Kesimpulannya, kemampuan komunikatif dan imajinatif yang diperoleh sebelum waktunya akan
memungkinkan bahkan anak-anak kecil untuk memperluas format interaksi yang mereka gunakan dalam
hubungan sehari-hari dengan non-manusia. Mengenai atribusi mentalitas, kompleksitasnya akan
bergantung pada perkembangan teori pikiran saat ini ( Airenti, 2015a , 2016 ).

Pendekatan ini juga berguna untuk menjelaskan bagaimana orang dewasa dan anak-anak saling
mempengaruhi dalam proses antropomorfik yang berkembang dalam interaksi mereka. Meskipun
kecenderungan manusia terhadap antropomorfisme sudah terlihat pada bayi, penerapannya juga
banyak terjadi pada anak-anak karena sangat didukung oleh orang dewasa. Orang dewasa yang biasanya
hampir tidak menyadari penggunaan antropomorfisme mereka sendiri secara eksplisit menggunakannya
dalam interaksi mereka dengan anak kecil. Keduanya mendorong permainan pura-pura dan bercerita
tentang mana non-manusia – termasuk tidak hanya hewan tetapi juga entitas biologi lainnya seperti
tumbuhan atau benda – diantropomorfisasi. Tujuan sering kali secara eksplisit bersifat pedagogis.
Dengan cara ini, anak-anak diharapkan memperoleh pengetahuan dan aturan-aturan sosial dan moral.
Gagasan mendasarnya adalah bahwa pembelajaran melalui, misalnya, cerita binatang harus lebih alami
dan sederhana bagi anak-anak. Sebenarnya keyakinan ini diungkapkan oleh penelitian eksperimental.
Sejumlah penelitian menunjukkan bahwa anak-anak senang mendengarkan cerita tetapi
pembelajarannya tidak didukung oleh kehadiran karakter antropomorfik. Faktanya, anak-anak lebih
cenderung mentransfer pengetahuan yang diperoleh dari cerita realistis ke dunia nyata dibandingkan
dari cerita antropomorfik ( Larsen et al., 2018 ). Oleh karena itu, fakta bahwa antropomorfisme adalah
alat dasar pembelajaran anak-anak tampaknya merupakan bias orang dewasa. Topik ini masih belum
banyak dipelajari: Memahami pandangan orang dewasa tentang antropomorfisme anak-anak akan
sangat berguna untuk lebih memahami antropomorfisme secara umum.

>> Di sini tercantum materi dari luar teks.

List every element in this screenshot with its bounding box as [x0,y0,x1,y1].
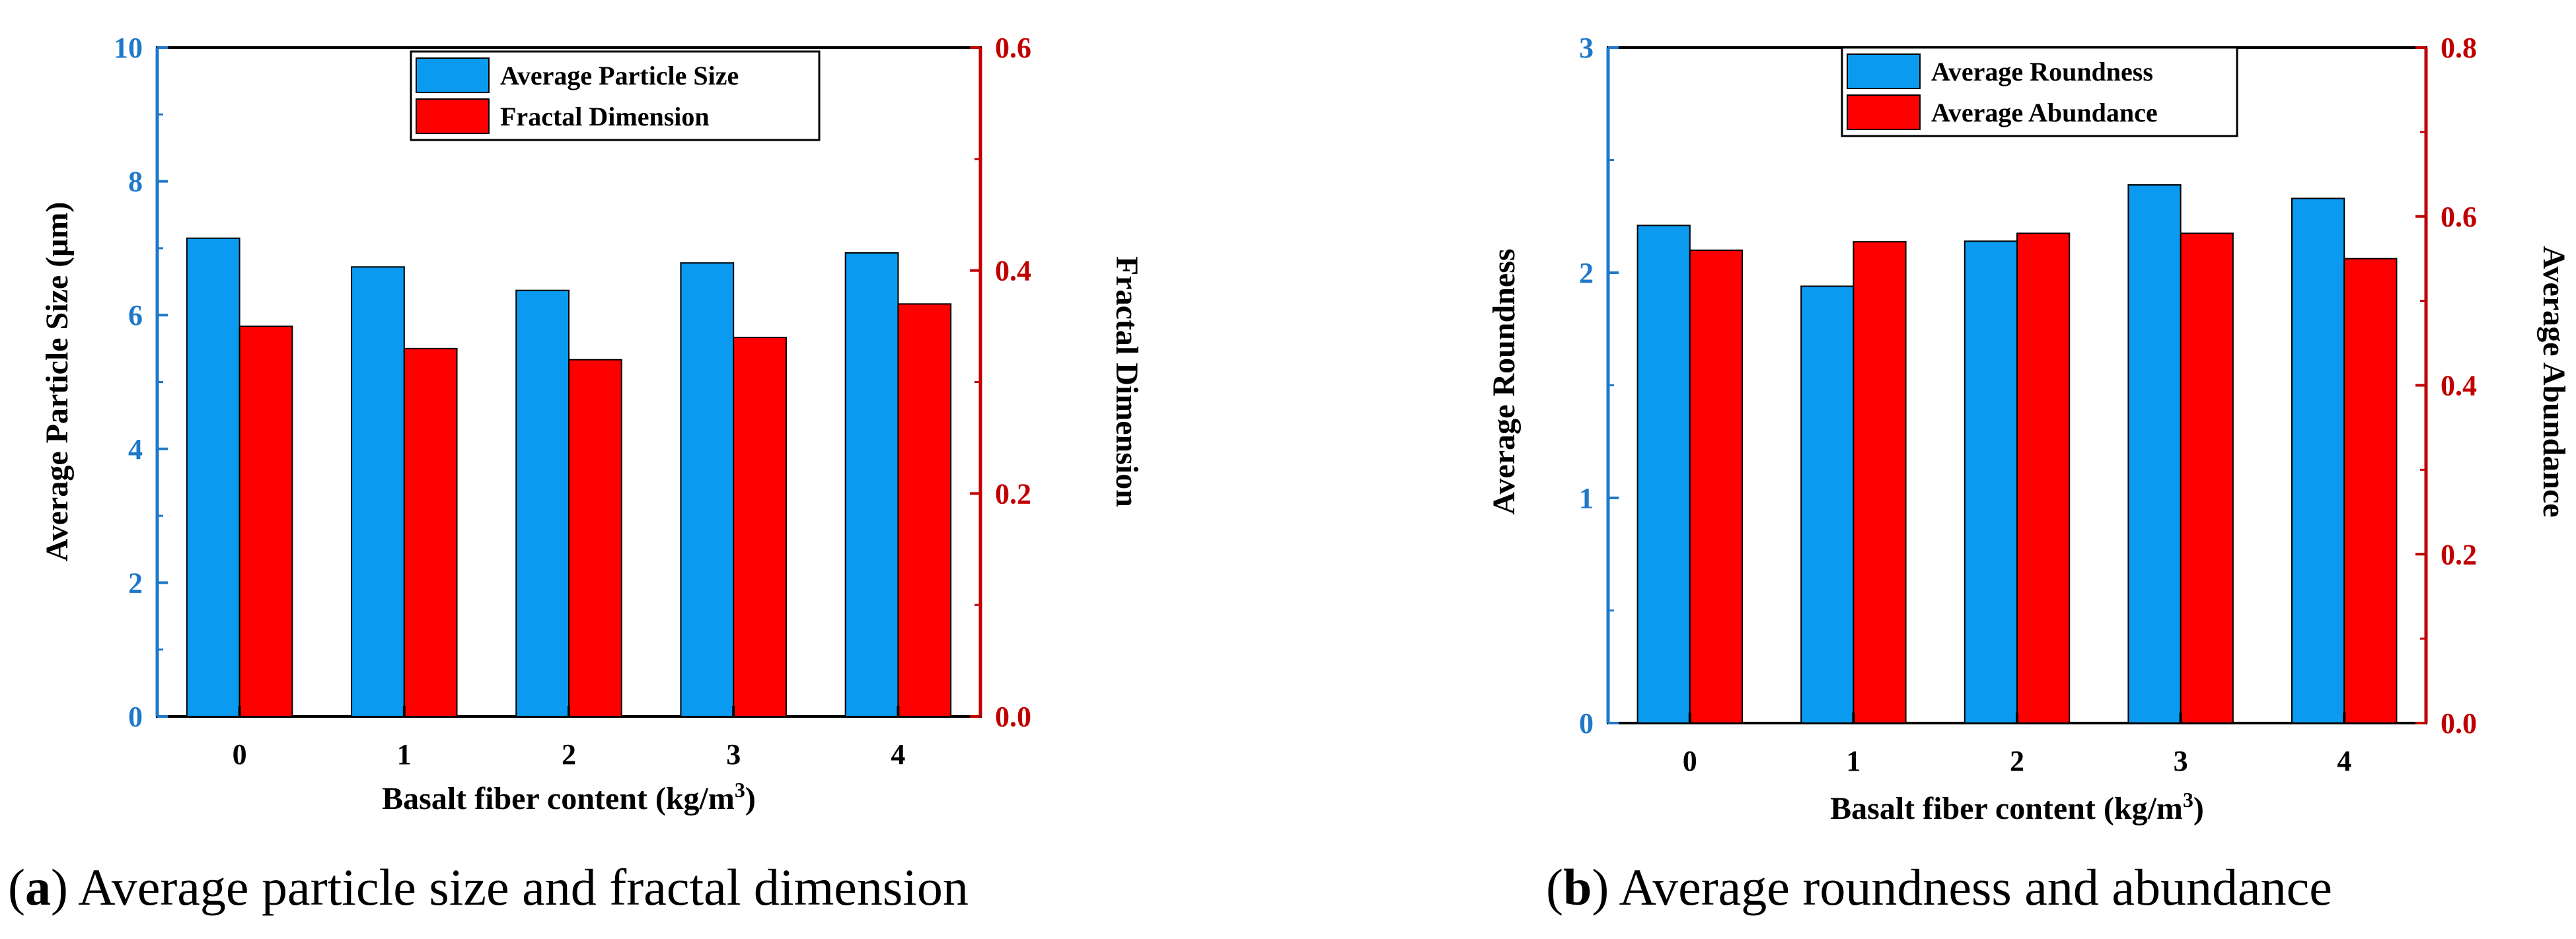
bars [1637,184,2398,724]
legend-label-fractal-dimension: Fractal Dimension [500,102,710,131]
x-axis-label-main: Basalt fiber content (kg/m [1830,791,2183,826]
x-tick-label: 0 [1683,745,1697,777]
y-right-tick-label: 0.6 [995,32,1031,64]
y-left-tick-label: 2 [1579,257,1594,289]
legend-swatch-average-particle-size [416,57,490,93]
y-left-tick-label: 2 [128,567,143,599]
x-tick-label: 4 [891,738,905,771]
x-axis-label-sup: 3 [735,778,745,802]
bar-average-abundance-4 [2343,258,2398,724]
y-left-tick-label: 3 [1579,32,1594,64]
bar-average-roundness-0 [1637,225,1691,724]
y-right-tick-label: 0.2 [2441,538,2477,571]
bar-fractal-dimension-4 [897,303,952,718]
legend-label-average-roundness: Average Roundness [1931,57,2153,87]
x-tick-label: 3 [2174,745,2188,777]
bars [186,237,952,718]
caption-b: (b) Average roundness and abundance [1546,858,2332,916]
bar-average-particle-size-1 [351,266,405,718]
caption-a: (a) Average particle size and fractal di… [8,858,969,916]
bar-average-particle-size-4 [844,252,899,717]
bar-fractal-dimension-1 [403,347,458,717]
y-left-tick-label: 10 [114,32,143,64]
x-axis-label: Basalt fiber content (kg/m3) [1830,788,2204,826]
y-axis-right-label: Average Abundance [2536,246,2571,517]
caption-letter: a [25,858,51,916]
bar-average-abundance-2 [2016,232,2071,724]
caption-letter: b [1563,858,1592,916]
legend-swatch-average-abundance [1847,94,1921,130]
axes: 0 1 2 3 0.0 0.2 0.4 0.6 0.8 0 1 2 3 4 [1579,32,2477,777]
x-axis-label-main: Basalt fiber content (kg/m [382,781,735,816]
y-right-tick-label: 0.8 [2441,32,2477,64]
x-tick-label: 1 [1846,745,1860,777]
caption-text: ) Average roundness and abundance [1592,858,2332,916]
x-axis-label-end: ) [745,781,756,816]
bar-average-roundness-4 [2291,197,2345,724]
y-left-tick-label: 0 [1579,707,1594,740]
y-right-tick-label: 0.4 [2441,370,2477,402]
bar-average-roundness-3 [2127,184,2182,724]
y-left-tick-label: 0 [128,701,143,733]
x-tick-label: 2 [562,738,576,771]
legend-label-average-abundance: Average Abundance [1931,98,2158,127]
bar-average-particle-size-2 [515,289,570,717]
y-left-tick-label: 4 [128,433,143,466]
y-right-tick-label: 0.2 [995,477,1031,510]
bar-fractal-dimension-0 [239,326,293,718]
bar-average-abundance-1 [1853,241,1907,724]
x-tick-label: 0 [233,738,247,771]
x-tick-label: 2 [2010,745,2024,777]
y-axis-right-label: Fractal Dimension [1109,256,1144,507]
legend: Average Particle Size Fractal Dimension [410,50,821,141]
x-tick-label: 1 [397,738,412,771]
y-axis-left-label: Average Roundness [1487,248,1522,514]
legend-swatch-fractal-dimension [416,98,490,134]
axes: 0 2 4 6 8 10 0.0 0.2 0.4 0.6 0 1 2 3 4 [114,32,1031,771]
x-tick-label: 4 [2337,745,2351,777]
y-right-tick-label: 0.6 [2441,201,2477,233]
legend-swatch-average-roundness [1847,53,1921,89]
bar-average-roundness-2 [1964,240,2018,724]
y-left-tick-label: 1 [1579,482,1594,514]
x-axis-label: Basalt fiber content (kg/m3) [382,778,756,816]
x-axis-label-sup: 3 [2183,788,2193,812]
chart-a: 0 2 4 6 8 10 0.0 0.2 0.4 0.6 0 1 2 3 4 Average Particl… [8,32,1144,916]
y-right-tick-label: 0.0 [995,701,1031,733]
y-left-tick-label: 6 [128,299,143,331]
bar-fractal-dimension-3 [733,336,787,717]
y-left-tick-label: 8 [128,166,143,198]
bar-average-abundance-0 [1689,249,1744,724]
bar-average-abundance-3 [2180,232,2234,724]
legend: Average Roundness Average Abundance [1841,46,2238,137]
bar-average-particle-size-3 [680,262,735,718]
x-tick-label: 3 [726,738,741,771]
legend-label-average-particle-size: Average Particle Size [500,61,739,90]
bar-average-roundness-1 [1800,285,1855,724]
chart-b: 0 1 2 3 0.0 0.2 0.4 0.6 0.8 0 1 2 3 4 Average Roundne… [1487,32,2571,916]
y-axis-left-label: Average Particle Size (μm) [40,202,75,562]
bar-average-particle-size-0 [186,237,240,717]
y-right-tick-label: 0.0 [2441,707,2477,740]
caption-text: ) Average particle size and fractal dime… [51,858,969,916]
x-axis-label-end: ) [2193,791,2204,826]
y-right-tick-label: 0.4 [995,255,1031,287]
bar-fractal-dimension-2 [568,359,622,717]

Secara pemahaman, dapat
dikatakan bahwa orang dewasa melakukan antropomorfisasi pada bayi dengan cara yang sama seperti
mereka melakukan hewan peliharaan. Ketika orang dewasa berinteraksi dengan bayi, mereka
menghubungkan mereka dengan teori pikiran yang sama rumitnya dengan teori mereka. Pada saat yang
sama, orang dewasa terus-menerus mengarahkan anak-anak ke arah antropomorfisme. Semua hal ini
harus dijelaskan lebih lanjut. Yang pasti antropomorfisme orang dewasa dan anak-anak saling terkait
dan tidak mungkin membahas antropomorfisme anak-anak tanpa mempertimbangkan psikologi rakyat
orang dewasa tentang anak-anak.

Kesimpulannya, dalam artikel ini saya berpendapat bahwa antropomorfisme bukanlah suatu bentuk
kepercayaan melainkan sarana untuk menjalin hubungan dengan non-manusia seolah-olah mereka
adalah manusia. Antropomorfisme adalah sikap dasar manusia yang dimulai sejak bayi dan bertahan
sepanjang hidup. Perbedaan antara orang dewasa dan anak-anak terletak pada semakin kompleksnya
proses mental yang sama.

Pergi ke:

Kontribusi Penulis

Penulis mengonfirmasi menjadi satu-satunya kontributor karya ini dan telah menyetujuinya untuk
dipublikasikan.

Pergi ke:

Pernyataan Benturan Kepentingan

Penulis menyatakan bahwa penelitian ini dilakukan tanpa adanya hubungan komersial atau keuangan
yang dapat ditafsirkan sebagai potensi konflik kepentingan.

Pergi ke:
Catatan kaki

1 Masalah yang diciptakan oleh kesamaan persepsi antara robot dan manusia pertama kali diungkapkan
oleh karya Mori di lembah luar biasa ( Mori, 1970 ). Mori berpendapat bahwa kemiripan dengan
manusia tidak serta merta menghasilkan keakraban. Dalam grafik yang mempertimbangkan keakraban
sebagai fungsi penampilan robot, ketika robot tampak lebih mirip manusia, rasa keakraban manusia
meningkat hingga ia terjun ke lembah yang luar biasa. Moore (2012) mengajukan penjelasan matematis
mengenai efek ini. Gray dan Wegner (2012) berpendapat bahwa manusia mungkin menganggap robot
“mengerikan” karena penampilan mereka memicu atribusi pikiran.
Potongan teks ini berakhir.